Recently Jim fell sick again. This time we knew it was going to be different. An old enemy had returned with a vengeance. But we all thought we had a little time… time to plan a trip to Helena, Montana in the near future for one last visit with our friend. It was not to be…

Jim died Saturday night with very little warning. Those of us who knew him are stunned. It all happened so quickly. Thankfully Leslie was there with him!

If you did not know Jim, I cannot begin to tell you how much bigger than life he was. His amazing music and his writings will live on. And thousands of kids who listened to his stories will never think of America’s wild places the same way because of him.

I hate cancer!


Ode to Walkin’ Jim
Just Glad
03.09.04

He stands slender, tall and straight
Soft dark hairs
Grace his kindly face
Bright eyes smile
From deep within
Legend qualities of Walkin’ Jim
A teacher of children, parents and friends
Hiking to places miles on end
Composing his music and his songs
Performing them for all to enjoy
Special qualities of Walkin’ Jim
A friend
To know and to love
His gentleness and his warm caress
The glow of nature beams from his face
With much affection
We are gratefully blessed


News from Pat Musick’s Studio

Friday, September 10, 2010

Walkin’ Jim Stoltz: Last Trail
Wilderness hiker and advocate, musician, and dear friend Walkin’ Jim Stoltz departed on the final trail Friday, September 3, after a sudden resurgence of the cancer he’d managed to overcome a couple of years ago. Some in Colorado Springs may remember Jim’s benefit concert for the Trails and Open Space Coalition in March of 2009.

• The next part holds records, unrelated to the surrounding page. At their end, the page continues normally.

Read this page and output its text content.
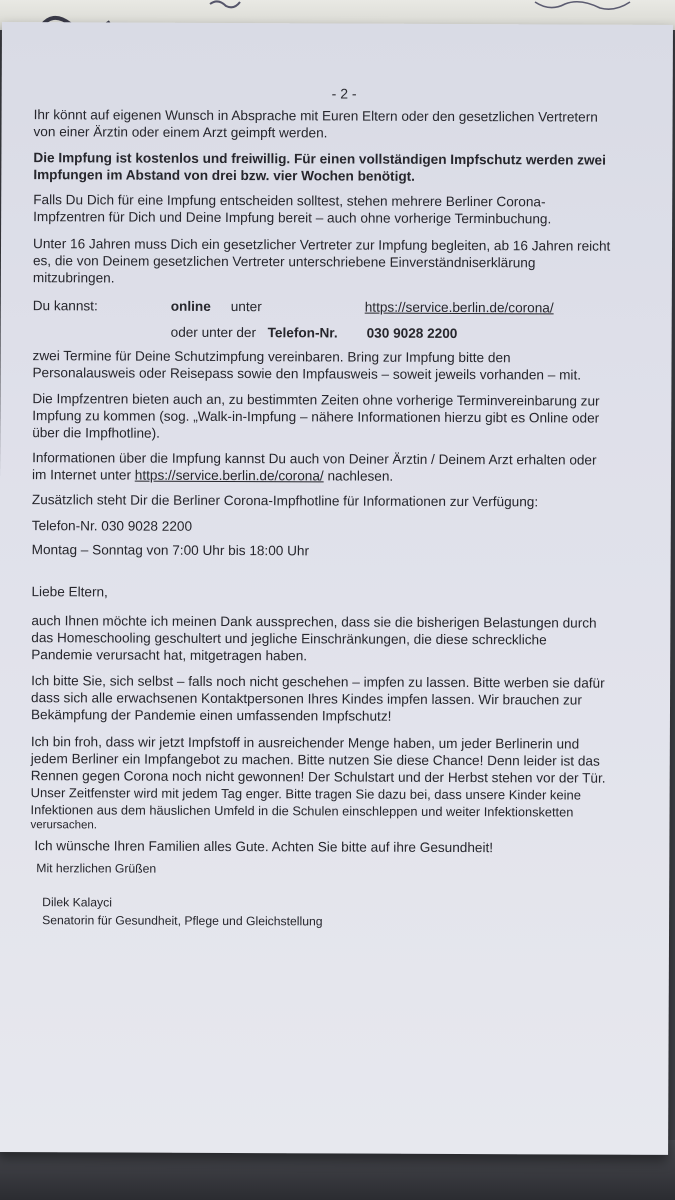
- 2 -
Ihr könnt auf eigenen Wunsch in Absprache mit Euren Eltern oder den gesetzlichen Vertretern
von einer Ärztin oder einem Arzt geimpft werden.
Die Impfung ist kostenlos und freiwillig. Für einen vollständigen Impfschutz werden zwei
Impfungen im Abstand von drei bzw. vier Wochen benötigt.
Falls Du Dich für eine Impfung entscheiden solltest, stehen mehrere Berliner Corona-
Impfzentren für Dich und Deine Impfung bereit – auch ohne vorherige Terminbuchung.
Unter 16 Jahren muss Dich ein gesetzlicher Vertreter zur Impfung begleiten, ab 16 Jahren reicht
es, die von Deinem gesetzlichen Vertreter unterschriebene Einverständniserklärung
mitzubringen.
Du kannst:	online unter	https://service.berlin.de/corona/
oder unter der Telefon-Nr. 030 9028 2200
zwei Termine für Deine Schutzimpfung vereinbaren. Bring zur Impfung bitte den
Personalausweis oder Reisepass sowie den Impfausweis – soweit jeweils vorhanden – mit.
Die Impfzentren bieten auch an, zu bestimmten Zeiten ohne vorherige Terminvereinbarung zur
Impfung zu kommen (sog. „Walk-in-Impfung – nähere Informationen hierzu gibt es Online oder
über die Impfhotline).
Informationen über die Impfung kannst Du auch von Deiner Ärztin / Deinem Arzt erhalten oder
im Internet unter https://service.berlin.de/corona/ nachlesen.
Zusätzlich steht Dir die Berliner Corona-Impfhotline für Informationen zur Verfügung:
Telefon-Nr. 030 9028 2200
Montag – Sonntag von 7:00 Uhr bis 18:00 Uhr
Liebe Eltern,
auch Ihnen möchte ich meinen Dank aussprechen, dass sie die bisherigen Belastungen durch
das Homeschooling geschultert und jegliche Einschränkungen, die diese schreckliche
Pandemie verursacht hat, mitgetragen haben.
Ich bitte Sie, sich selbst – falls noch nicht geschehen – impfen zu lassen. Bitte werben sie dafür
dass sich alle erwachsenen Kontaktpersonen Ihres Kindes impfen lassen. Wir brauchen zur
Bekämpfung der Pandemie einen umfassenden Impfschutz!
Ich bin froh, dass wir jetzt Impfstoff in ausreichender Menge haben, um jeder Berlinerin und
jedem Berliner ein Impfangebot zu machen. Bitte nutzen Sie diese Chance! Denn leider ist das
Rennen gegen Corona noch nicht gewonnen! Der Schulstart und der Herbst stehen vor der Tür.
Unser Zeitfenster wird mit jedem Tag enger. Bitte tragen Sie dazu bei, dass unsere Kinder keine
Infektionen aus dem häuslichen Umfeld in die Schulen einschleppen und weiter Infektionsketten
verursachen.
Ich wünsche Ihren Familien alles Gute. Achten Sie bitte auf ihre Gesundheit!
Mit herzlichen Grüßen
Dilek Kalayci
Senatorin für Gesundheit, Pflege und Gleichstellung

It was Jim’s joyous, passionate, heart-on-sleeve love of wilderness that was so infectious–he was dedicated to a cause, but that dedication was fueled by love and the spiritual nourishment he channeled from the wilds to everyone he met, through his songs, poems, paintings, and his friendship. Most of his long treks were solitary, in which he fully immersed himself in the high ridges, sunrises, cold rivers, wildlife of remote wild places. Equally, he cherished his “Friends Along The Way” (one of his signature songs). Many people are dedicated to good causes, but few of us are so deeply fueled by wonder and joy in our activism, despite full awareness of the overwhelming issues and roadblocks. Jim didn’t succumb to despair, just came up with more ideas and energy.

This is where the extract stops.